Posts Tagged ‘ mandatory sentence ’


Sensitive Sentencing

Written by admin
January 6th, 2019

It’s a strange fact of legal life that scant regard is often paid to the wishes of the client at sentence.

For many, of course, sentence is the moment for punishment. To ask somebody what punishment they would like seems paradoxical and indeed it often is.

In other circumstances, it is a question of a court administering some “tough love”, which again might not be top of the defendant’s own wish list.

There are of course those occasions when a court can find itself in real difficulty! Some clients will say in terms that they know that they cannot cope with a particular sort of sentence at a particular point in time, however advantageous that sentence may seem to be. The client who needs to detoxify but knows that he or she can only do it behind bars. The client in a long term dispute with his or her partner or parents, who knows that things cannot change quickly enough under a community order to stop them re-offending. The client who just doesn’t want to be living in the only accommodation that is available to them right now and will do anything to get out of it.

There are times when a court just has to sit back and say on this occasion the client knows best. Where a court imposes its own paternalistic or maternalistic desires it can’t behold that court to then be angry and offended when the inevitable breach proceedings are brought.

Who needs reasonableness!

Written by admin
November 22nd, 2018

We all know that knife crime is on the rise. Not to the levels of Victorian times, not to the levels of 1993, when criminal offences across the board were at their highest. In fact, knife crime is rising towards the levels experienced in 2010 and 2011.

It is obvious that the government wants to “do something”. Legislation imposing vaguely mandatory sentences on those convicted of carrying bladed articles or offensive weapons for a second time has been a future of the sentencing process for many years.

Not satisfied with this removal of discretion from the judiciary, the government now wishes to attack a different part of the criminal justice process.

Certainly, out of nowhere, there are calls for a re-evaluation of the old “stop and search” powers. This much malign and often inflammatory procedure has, in recent years, been kept in check by the requirement for police officers to have a “reasonable suspicion” before stopping or searching an individual. A number of members of the government are now suggesting that the requirement for a “reasonable suspicion” be removed.

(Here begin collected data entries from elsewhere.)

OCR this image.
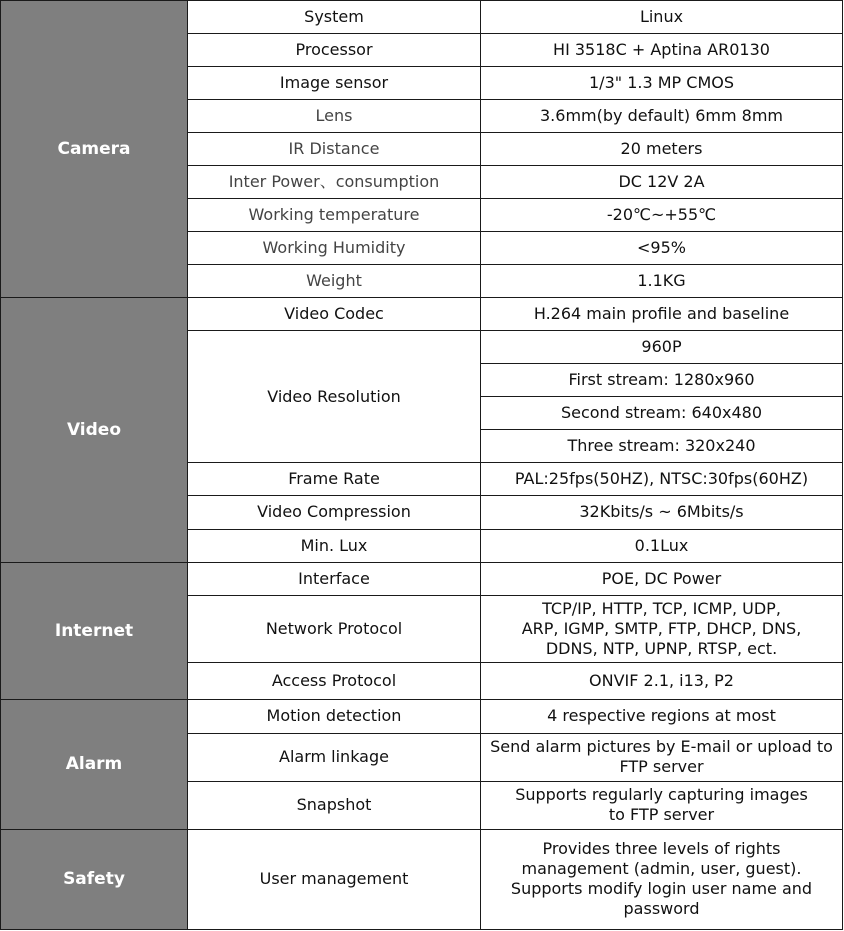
Camera	System	Linux
	Processor	HI 3518C + Aptina AR0130
	Image sensor	1/3" 1.3 MP CMOS
	Lens	3.6mm(by default) 6mm 8mm
	IR Distance	20 meters
	Inter Power、consumption	DC 12V 2A
	Working temperature	-20℃~+55℃
	Working Humidity	<95%
	Weight	1.1KG
Video	Video Codec	H.264 main profile and baseline
	Video Resolution	960P
		First stream: 1280x960
		Second stream: 640x480
		Three stream: 320x240
	Frame Rate	PAL:25fps(50HZ), NTSC:30fps(60HZ)
	Video Compression	32Kbits/s ~ 6Mbits/s
	Min. Lux	0.1Lux
Internet	Interface	POE, DC Power
	Network Protocol	TCP/IP, HTTP, TCP, ICMP, UDP,
ARP, IGMP, SMTP, FTP, DHCP, DNS,
DDNS, NTP, UPNP, RTSP, ect.

	Access Protocol	ONVIF 2.1, i13, P2
Alarm	Motion detection	4 respective regions at most
	Alarm linkage	Send alarm pictures by E-mail or upload to
FTP server

	Snapshot	Supports regularly capturing images
to FTP server

Safety	User management	Provides three levels of rights
management (admin, user, guest).
Supports modify login user name and
password
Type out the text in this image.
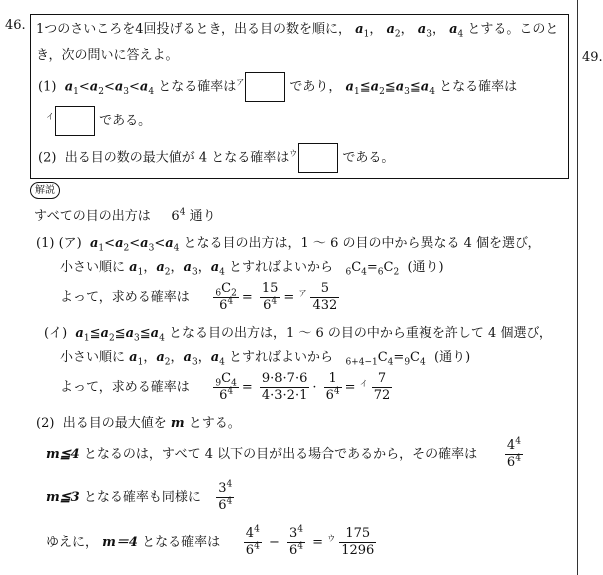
46.
49.
1つのさいころを4回投げるとき，出る目の数を順に， $a_1$， $a_2$， $a_3$， $a_4$ とする。このと
き，次の問いに答えよ。
(1) $a_1<a_2<a_3<a_4$ となる確率は$^ア$	であり， $a_1≦a_2≦a_3≦a_4$ となる確率は
$^イ$	である。
(2) 出る目の数の最大値が 4 となる確率は$^ウ$	である。
解説
すべての目の出方は $6^4$ 通り
(1) (ア) $a_1<a_2<a_3<a_4$ となる目の出方は，1 ～ 6 の目の中から異なる 4 個を選び，
小さい順に $a_1$，$a_2$，$a_3$，$a_4$ とすればよいから $_6C_4=_6C_2$ (通り)
よって，求める確率は	$\frac{_6C_2}{6^4} = \frac{15}{6^4} = ^ア \frac{5}{432}$
(イ) $a_1≦a_2≦a_3≦a_4$ となる目の出方は，1 ～ 6 の目の中から重複を許して 4 個選び，
小さい順に $a_1$，$a_2$，$a_3$，$a_4$ とすればよいから $_{6+4-1}C_4=_9C_4$ (通り)
よって，求める確率は	$\frac{_9C_4}{6^4} = \frac{9\cdot 8\cdot 7\cdot 6}{4\cdot 3\cdot 2\cdot 1} \cdot \frac{1}{6^4} = ^イ \frac{7}{72}$
(2) 出る目の最大値を m とする。
m≦4 となるのは，すべて 4 以下の目が出る場合であるから，その確率は $\frac{4^4}{6^4}$
m≦3 となる確率も同様に $\frac{3^4}{6^4}$
ゆえに， m＝4 となる確率は $\frac{4^4}{6^4} - \frac{3^4}{6^4} = ^ウ \frac{175}{1296}$
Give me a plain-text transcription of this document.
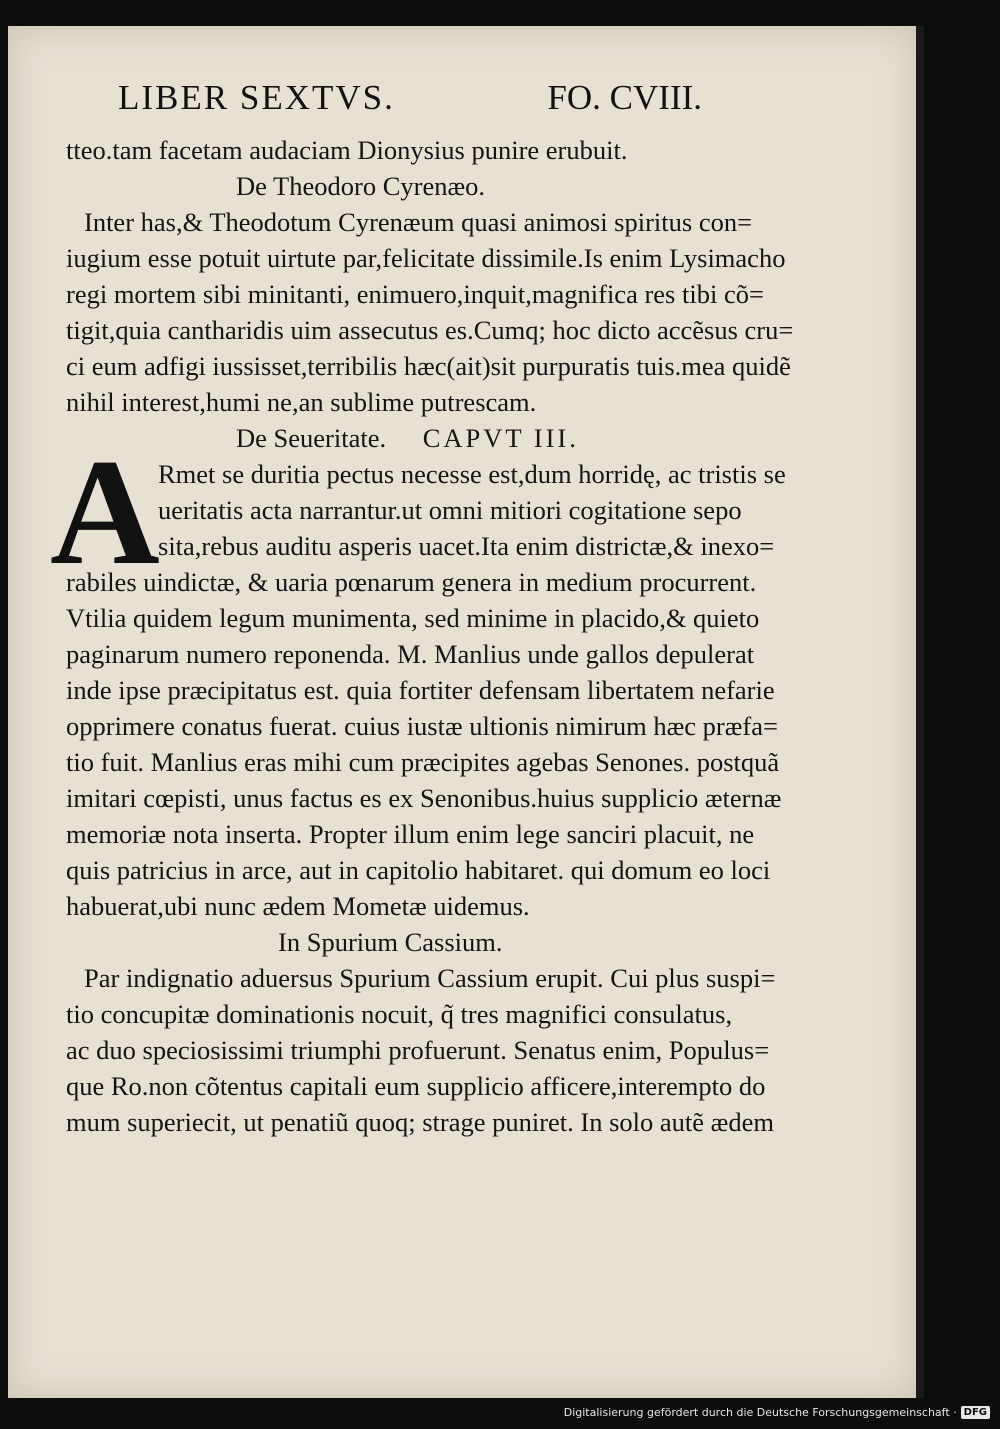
LIBER SEXTVS.	FO. CVIII.
A
tteo.tam facetam audaciam Dionysius punire erubuit.
De Theodoro Cyrenæo.
Inter has,& Theodotum Cyrenæum quasi animosi spiritus con=
iugium esse potuit uirtute par,felicitate dissimile.Is enim Lysimacho
regi mortem sibi minitanti, enimuero,inquit,magnifica res tibi cõ=
tigit,quia cantharidis uim assecutus es.Cumq; hoc dicto accẽsus cru=
ci eum adfigi iussisset,terribilis hæc(ait)sit purpuratis tuis.mea quidẽ
nihil interest,humi ne,an sublime putrescam.
De Seueritate. CAPVT III.
Rmet se duritia pectus necesse est,dum horridę, ac tristis se
ueritatis acta narrantur.ut omni mitiori cogitatione sepo
sita,rebus auditu asperis uacet.Ita enim districtæ,& inexo=
rabiles uindictæ, & uaria pœnarum genera in medium procurrent.
Vtilia quidem legum munimenta, sed minime in placido,& quieto
paginarum numero reponenda. M. Manlius unde gallos depulerat
inde ipse præcipitatus est. quia fortiter defensam libertatem nefarie
opprimere conatus fuerat. cuius iustæ ultionis nimirum hæc præfa=
tio fuit. Manlius eras mihi cum præcipites agebas Senones. postquã
imitari cœpisti, unus factus es ex Senonibus.huius supplicio æternæ
memoriæ nota inserta. Propter illum enim lege sanciri placuit, ne
quis patricius in arce, aut in capitolio habitaret. qui domum eo loci
habuerat,ubi nunc ædem Mometæ uidemus.
In Spurium Cassium.
Par indignatio aduersus Spurium Cassium erupit. Cui plus suspi=
tio concupitæ dominationis nocuit, q̃ tres magnifici consulatus,
ac duo speciosissimi triumphi profuerunt. Senatus enim, Populus=
que Ro.non cõtentus capitali eum supplicio afficere,interempto do
mum superiecit, ut penatiũ quoq; strage puniret. In solo autẽ ædem
Digitalisierung gefördert durch die Deutsche Forschungsgemeinschaft · DFG
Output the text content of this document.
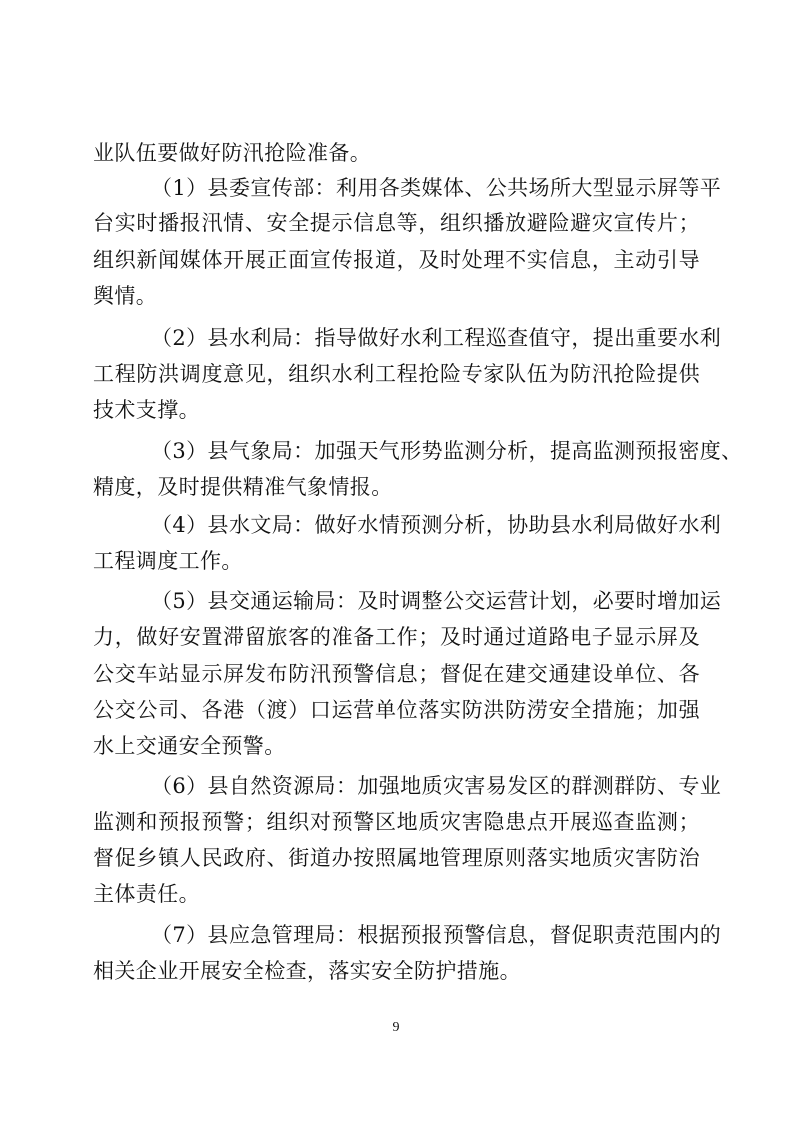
业队伍要做好防汛抢险准备。
（1）县委宣传部：利用各类媒体、公共场所大型显示屏等平
台实时播报汛情、安全提示信息等，组织播放避险避灾宣传片；
组织新闻媒体开展正面宣传报道，及时处理不实信息，主动引导
舆情。
（2）县水利局：指导做好水利工程巡查值守，提出重要水利
工程防洪调度意见，组织水利工程抢险专家队伍为防汛抢险提供
技术支撑。
（3）县气象局：加强天气形势监测分析，提高监测预报密度、
精度，及时提供精准气象情报。
（4）县水文局：做好水情预测分析，协助县水利局做好水利
工程调度工作。
（5）县交通运输局：及时调整公交运营计划，必要时增加运
力，做好安置滞留旅客的准备工作；及时通过道路电子显示屏及
公交车站显示屏发布防汛预警信息；督促在建交通建设单位、各
公交公司、各港（渡）口运营单位落实防洪防涝安全措施；加强
水上交通安全预警。
（6）县自然资源局：加强地质灾害易发区的群测群防、专业
监测和预报预警；组织对预警区地质灾害隐患点开展巡查监测；
督促乡镇人民政府、街道办按照属地管理原则落实地质灾害防治
主体责任。
（7）县应急管理局：根据预报预警信息，督促职责范围内的
相关企业开展安全检查，落实安全防护措施。
9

Any action that can be carried out unreasonably, or without the use of reason, is obviously likely to lead to concerns and difficulties. Imagine that someone allegedly acting in “self-defence” did not have to show that they had acted “reasonably” just that they had acted in self-defence. What sort of mayhem might ensue?

Where the power to be used “unreasonably” is a coercive power, as in the case of stop and search, the perils for us all are enormous. Those of us who remember the Bristol riots around the Black and White Café, the Brixton riots of the early 1980’s and the Toxteth riot of similar vintage remember just how much violence and disorder ensued from the hatred and loathing that had built up after the misuse of “stop and search” powers.

If widespread civil disorder and a break down in the relationship between the police and the public are the price to be paid for this cack-handed attack on knife crime, it may be felt that the account would soon become unbalanced.

MANDATORY MADNESS

Written by Sian Hall
October 29th, 2017

As the Government chases new headlines for planning to impose mandatory six month terms of imprisonment for those carrying acid in a public place, for the second time we have to reflect on the real worth of this kind of sentence.

 

Mandatory sentencing is often not what it seems. Three years for a third strike burglar often means three years less 20% for those who admit the offences in early stage and can mean a lot less if there are special circumstances relating to there more to the offence.  The same is true for third strike Class A drug dealers.  Those found carrying knives in public for the second time should face a mandatory sentence of six months, but in reality this is a sentence that can be reduced to meet the justice of the case, depending on the circumstances of the offence or the client.   Presumably, acid carriers are likely to find themselves in the same position as their knife-wielding brethren.

 

Does the mandatory sentence then serve any real purpose? Are there any mandatory sentences that are not regularly devalued?   The argument must of course run that it is hard for governments to send out a message to members of the public who are likely to offend.  The announcement of six months in a prison for anybody committing a certain offence is an easy message that may well get across to more than most.  Of course,  the mandatory term also provides a thinking point for sentencing courts who might otherwise find themselves in a sea of inconsistency.  Nevertheless, the same sort of thinking point has been established for many offences by the Sentencing Guidelines Council, whose guidelines can be varied dependant on the social and legal landscape, without recourse to legislation.

 

It is worth reflecting that over the years the only two sentences that have remained largely unadulterated are life imprisonment for murderers and the mandatory driving ban for drink drivers. Odd bookends for a growing shelf of non-discretionary sentencing decisions.